ProbSevere v3 (PSv3) has shown a consistently higher signal than ProbSevere v2 (PSv2) on storm near Scottsbluff, NE. PSv3 was 20-40% higher during the development stage and as it matured. PSv3 also had consistently (and correctly) lower tornado probabilities than PSv2. The elevated tornado probabilities was likely a result of very high MRMS azimuthal shear, which was a result of sidelobe contamination. In this case, ProbTor v3 correctly didn't emphasize the azimuthal shear as much as PTv2. ProbHail v3 has been the highest hazard probability, whereas ProbWind v2 was the highest for version 2. One forecaster noted that v3 is definitely picking up on the hail threat better than v2. Hail up to the size of 1.5"-diameter has been reported thus far. Forecasters have noted that the higher PSv3 values seems to correlate better with their expectations of the storm.

Figure 1: ProbSevere v3, MRMS MergedRef, and NWS severe weather warnings for a storm near Scottsbluff, NE. 


Monday, June 6, 2022

Storm on the High Plains

A storm developed quickly in eastern Wyoming, but the lowest tilts from the KUDX radar were partially blocked by the Black Hills in western South Dakota. Fortunately, ProbSevere utilizes MRMS, which merges nearby radars observations. However, in this part of the country, the "nearby" radars are not all that close. ProbSevere v3 also uses GOES-R satellite growth rates and output from the GOES ABI+GLM-based IntenseStormNet, which capitalizes on storm-top patterns in visible and long-wave IR bands, and internal electrification. 

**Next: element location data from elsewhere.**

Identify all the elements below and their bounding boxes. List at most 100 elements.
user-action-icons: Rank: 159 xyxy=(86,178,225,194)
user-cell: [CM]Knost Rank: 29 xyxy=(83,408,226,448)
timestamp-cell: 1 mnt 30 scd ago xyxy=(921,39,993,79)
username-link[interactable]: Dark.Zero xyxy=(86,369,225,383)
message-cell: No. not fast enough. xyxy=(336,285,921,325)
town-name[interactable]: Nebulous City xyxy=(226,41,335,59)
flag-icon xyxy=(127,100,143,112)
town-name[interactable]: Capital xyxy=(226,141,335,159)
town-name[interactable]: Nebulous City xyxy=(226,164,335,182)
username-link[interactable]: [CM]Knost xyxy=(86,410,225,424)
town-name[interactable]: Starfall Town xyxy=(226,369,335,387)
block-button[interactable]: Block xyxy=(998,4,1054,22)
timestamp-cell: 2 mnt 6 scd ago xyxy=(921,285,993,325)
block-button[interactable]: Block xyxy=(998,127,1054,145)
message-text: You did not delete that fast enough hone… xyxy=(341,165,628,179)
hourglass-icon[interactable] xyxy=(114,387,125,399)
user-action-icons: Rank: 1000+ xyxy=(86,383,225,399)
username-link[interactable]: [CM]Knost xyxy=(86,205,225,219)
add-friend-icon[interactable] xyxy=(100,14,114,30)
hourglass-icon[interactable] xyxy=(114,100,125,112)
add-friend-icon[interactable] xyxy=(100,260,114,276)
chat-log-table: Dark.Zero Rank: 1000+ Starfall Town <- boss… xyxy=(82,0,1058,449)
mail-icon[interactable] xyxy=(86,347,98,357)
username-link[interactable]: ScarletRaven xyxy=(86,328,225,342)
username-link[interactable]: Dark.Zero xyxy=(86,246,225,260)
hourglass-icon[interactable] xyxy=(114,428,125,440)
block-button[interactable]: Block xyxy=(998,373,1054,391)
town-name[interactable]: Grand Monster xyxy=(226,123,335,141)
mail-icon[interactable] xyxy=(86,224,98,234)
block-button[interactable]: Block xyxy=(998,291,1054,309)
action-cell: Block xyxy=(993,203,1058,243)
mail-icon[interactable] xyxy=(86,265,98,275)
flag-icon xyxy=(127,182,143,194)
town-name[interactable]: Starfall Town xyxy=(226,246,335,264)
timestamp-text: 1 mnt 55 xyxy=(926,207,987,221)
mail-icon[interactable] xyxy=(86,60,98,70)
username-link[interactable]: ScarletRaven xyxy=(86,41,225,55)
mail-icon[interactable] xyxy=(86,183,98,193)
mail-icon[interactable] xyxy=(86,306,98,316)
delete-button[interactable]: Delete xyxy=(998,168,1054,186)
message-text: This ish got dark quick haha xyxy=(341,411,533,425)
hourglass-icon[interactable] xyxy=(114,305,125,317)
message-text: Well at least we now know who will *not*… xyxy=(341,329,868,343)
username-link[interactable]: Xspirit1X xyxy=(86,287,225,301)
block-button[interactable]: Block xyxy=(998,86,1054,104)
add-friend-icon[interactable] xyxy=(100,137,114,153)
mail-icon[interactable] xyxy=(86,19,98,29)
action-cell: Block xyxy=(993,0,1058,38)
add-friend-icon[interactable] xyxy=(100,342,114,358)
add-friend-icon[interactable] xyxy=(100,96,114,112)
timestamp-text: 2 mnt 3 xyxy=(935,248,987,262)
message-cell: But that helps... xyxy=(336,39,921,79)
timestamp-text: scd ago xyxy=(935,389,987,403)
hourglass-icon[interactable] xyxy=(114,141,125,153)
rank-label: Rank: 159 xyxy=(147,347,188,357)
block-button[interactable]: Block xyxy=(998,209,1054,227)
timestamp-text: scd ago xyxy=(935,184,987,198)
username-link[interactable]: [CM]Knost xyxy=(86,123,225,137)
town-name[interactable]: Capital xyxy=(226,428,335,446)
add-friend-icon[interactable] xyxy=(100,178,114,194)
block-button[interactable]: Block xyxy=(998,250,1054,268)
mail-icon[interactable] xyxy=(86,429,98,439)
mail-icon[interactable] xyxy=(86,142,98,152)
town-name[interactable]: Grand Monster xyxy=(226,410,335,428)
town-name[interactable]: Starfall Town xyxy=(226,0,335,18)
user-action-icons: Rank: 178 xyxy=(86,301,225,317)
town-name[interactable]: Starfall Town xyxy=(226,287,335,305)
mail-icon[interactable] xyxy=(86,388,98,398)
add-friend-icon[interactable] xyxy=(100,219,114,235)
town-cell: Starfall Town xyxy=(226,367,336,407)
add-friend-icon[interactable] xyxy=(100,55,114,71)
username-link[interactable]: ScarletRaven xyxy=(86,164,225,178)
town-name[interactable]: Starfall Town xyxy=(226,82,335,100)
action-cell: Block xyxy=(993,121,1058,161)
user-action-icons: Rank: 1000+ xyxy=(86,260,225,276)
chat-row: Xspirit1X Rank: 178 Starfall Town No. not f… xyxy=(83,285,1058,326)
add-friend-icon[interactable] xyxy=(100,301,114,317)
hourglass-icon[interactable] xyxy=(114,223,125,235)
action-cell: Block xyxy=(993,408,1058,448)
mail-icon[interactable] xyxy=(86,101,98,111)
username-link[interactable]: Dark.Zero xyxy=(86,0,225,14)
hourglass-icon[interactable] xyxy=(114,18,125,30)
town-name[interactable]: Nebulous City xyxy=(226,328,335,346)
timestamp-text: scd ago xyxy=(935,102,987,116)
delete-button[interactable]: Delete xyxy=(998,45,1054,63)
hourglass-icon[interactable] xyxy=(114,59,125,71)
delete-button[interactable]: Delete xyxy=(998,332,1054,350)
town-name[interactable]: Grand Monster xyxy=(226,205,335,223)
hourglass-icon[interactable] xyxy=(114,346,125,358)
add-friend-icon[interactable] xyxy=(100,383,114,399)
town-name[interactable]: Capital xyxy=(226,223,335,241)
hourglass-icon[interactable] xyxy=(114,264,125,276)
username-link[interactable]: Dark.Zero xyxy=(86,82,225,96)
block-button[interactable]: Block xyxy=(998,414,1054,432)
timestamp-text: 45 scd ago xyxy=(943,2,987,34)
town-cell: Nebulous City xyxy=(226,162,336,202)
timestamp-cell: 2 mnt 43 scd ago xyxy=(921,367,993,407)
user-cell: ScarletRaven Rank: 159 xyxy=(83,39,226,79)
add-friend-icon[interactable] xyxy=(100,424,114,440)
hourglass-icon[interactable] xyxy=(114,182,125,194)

In this storm, the GOES-R satellite growth rate helped contribute to higher PSv3 early on this storm's life. You can see the growing towers in GOES ABI imagery (Figure 1).

Figure 1: Growing Cb in northeast Wyoming

ProbSevere v3 (PSv3) was 15-30% greater than ProbSevere v2 for this storm, 15-20 minutes before the first warning was issued. Part of the reason for this was the 4.4%/min satellite growth rate, which was designated as "strong". An HWT forecaster noted that PSv3 had a good handle on this storm.

Figure 2: ProbSevere v3 at the time of the first warning.